Hi,
Gareth Smith suggested that someone on the TB support might be able to help on the issue of loading files remotely for SNO+. Our processing jobs need to able to run over large datasets in single jobs (variable but potentially around 100 GB). Until now we’ve just been splitting these jobs, with each sub-job downloading single files to local disk (via lcg-cp or gfal-copy) and then processing. However, we’ve reached a point where we now know we need to process the entire dataset in a single job. I know that we should instead load files over local network, but it’s not clear to me how to do this with e.g. XRootD. Additionally, we may have some non-ROOT format files, in which case we would want in some way to map the LFN/SURL to a local path (while this is possible with lustre, I’m guessing it might not be possible with other storage systems).

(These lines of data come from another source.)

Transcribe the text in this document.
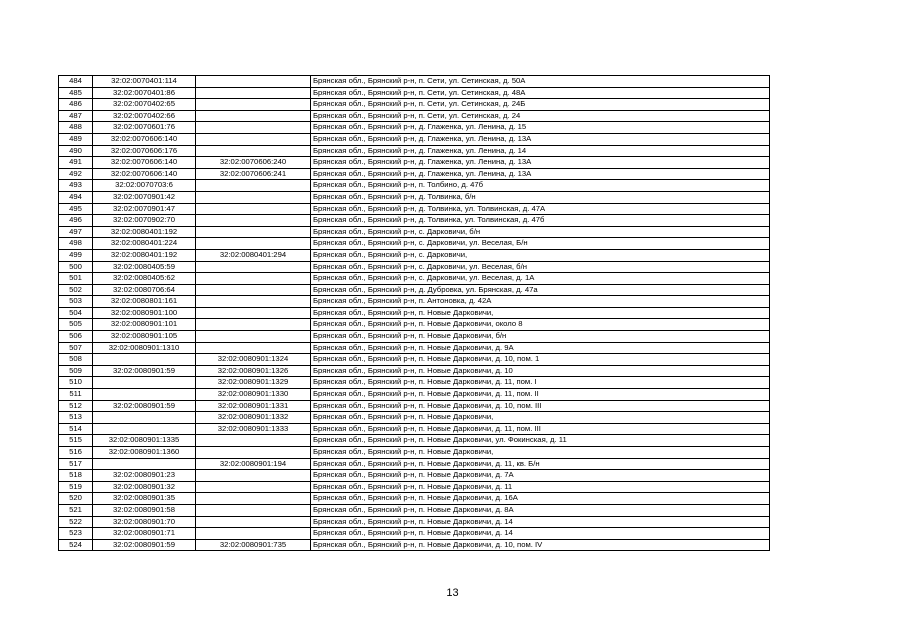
484	32:02:0070401:114		Брянская обл., Брянский р-н, п. Сети, ул. Сетинская, д. 50А
485	32:02:0070401:86		Брянская обл., Брянский р-н, п. Сети, ул. Сетинская, д. 48А
486	32:02:0070402:65		Брянская обл., Брянский р-н, п. Сети, ул. Сетинская, д. 24Б
487	32:02:0070402:66		Брянская обл., Брянский р-н, п. Сети, ул. Сетинская, д. 24
488	32:02:0070601:76		Брянская обл., Брянский р-н, д. Глаженка, ул. Ленина, д. 15
489	32:02:0070606:140		Брянская обл., Брянский р-н, д. Глаженка, ул. Ленина, д. 13А
490	32:02:0070606:176		Брянская обл., Брянский р-н, д. Глаженка, ул. Ленина, д. 14
491	32:02:0070606:140	32:02:0070606:240	Брянская обл., Брянский р-н, д. Глаженка, ул. Ленина, д. 13А
492	32:02:0070606:140	32:02:0070606:241	Брянская обл., Брянский р-н, д. Глаженка, ул. Ленина, д. 13А
493	32:02:0070703:6		Брянская обл., Брянский р-н, п. Толбино, д. 47б
494	32:02:0070901:42		Брянская обл., Брянский р-н, д. Толвинка, б/н
495	32:02:0070901:47		Брянская обл., Брянский р-н, д. Толвинка, ул. Толвинская, д. 47А
496	32:02:0070902:70		Брянская обл., Брянский р-н, д. Толвинка, ул. Толвинская, д. 47б
497	32:02:0080401:192		Брянская обл., Брянский р-н, с. Дарковичи, б/н
498	32:02:0080401:224		Брянская обл., Брянский р-н, с. Дарковичи, ул. Веселая, Б/н
499	32:02:0080401:192	32:02:0080401:294	Брянская обл., Брянский р-н, с. Дарковичи,
500	32:02:0080405:59		Брянская обл., Брянский р-н, с. Дарковичи, ул. Веселая, б/н
501	32:02:0080405:62		Брянская обл., Брянский р-н, с. Дарковичи, ул. Веселая, д. 1А
502	32:02:0080706:64		Брянская обл., Брянский р-н, д. Дубровка, ул. Брянская, д. 47а
503	32:02:0080801:161		Брянская обл., Брянский р-н, п. Антоновка, д. 42А
504	32:02:0080901:100		Брянская обл., Брянский р-н, п. Новые Дарковичи,
505	32:02:0080901:101		Брянская обл., Брянский р-н, п. Новые Дарковичи, около 8
506	32:02:0080901:105		Брянская обл., Брянский р-н, п. Новые Дарковичи, б/н
507	32:02:0080901:1310		Брянская обл., Брянский р-н, п. Новые Дарковичи, д. 9А
508		32:02:0080901:1324	Брянская обл., Брянский р-н, п. Новые Дарковичи, д. 10, пом. 1
509	32:02:0080901:59	32:02:0080901:1326	Брянская обл., Брянский р-н, п. Новые Дарковичи, д. 10
510		32:02:0080901:1329	Брянская обл., Брянский р-н, п. Новые Дарковичи, д. 11, пом. I
511		32:02:0080901:1330	Брянская обл., Брянский р-н, п. Новые Дарковичи, д. 11, пом. II
512	32:02:0080901:59	32:02:0080901:1331	Брянская обл., Брянский р-н, п. Новые Дарковичи, д. 10, пом. III
513		32:02:0080901:1332	Брянская обл., Брянский р-н, п. Новые Дарковичи,
514		32:02:0080901:1333	Брянская обл., Брянский р-н, п. Новые Дарковичи, д. 11, пом. III
515	32:02:0080901:1335		Брянская обл., Брянский р-н, п. Новые Дарковичи, ул. Фокинская, д. 11
516	32:02:0080901:1360		Брянская обл., Брянский р-н, п. Новые Дарковичи,
517		32:02:0080901:194	Брянская обл., Брянский р-н, п. Новые Дарковичи, д. 11, кв. Б/н
518	32:02:0080901:23		Брянская обл., Брянский р-н, п. Новые Дарковичи, д. 7А
519	32:02:0080901:32		Брянская обл., Брянский р-н, п. Новые Дарковичи, д. 11
520	32:02:0080901:35		Брянская обл., Брянский р-н, п. Новые Дарковичи, д. 16А
521	32:02:0080901:58		Брянская обл., Брянский р-н, п. Новые Дарковичи, д. 8А
522	32:02:0080901:70		Брянская обл., Брянский р-н, п. Новые Дарковичи, д. 14
523	32:02:0080901:71		Брянская обл., Брянский р-н, п. Новые Дарковичи, д. 14
524	32:02:0080901:59	32:02:0080901:735	Брянская обл., Брянский р-н, п. Новые Дарковичи, д. 10, пом. IV
13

I’ve compiled ROOT with XRootD, but as I understand it there are some extra configurations that we may need at each site in order to support our loading files from the SURL directly. If anyone could advise me of the necessary steps (and whether these will also allow for loading of files from non-grid nodes as well - as some of our processing is better run on local batch systems) then I’d be very grateful.
The output datasets of the jobs will also be large. We can have a script that runs in parallel with the jobs to push outputs to Grid storage as they are produced but if there’s a better (e.g. writing directly to Grid storage) then I’d be interested to hear of it.
Thanks,
Matt
-------------------------------------------------
Matthew Mottram
School of Physics and Astronomy
Queen Mary, University of London
-------------------------------------------------
|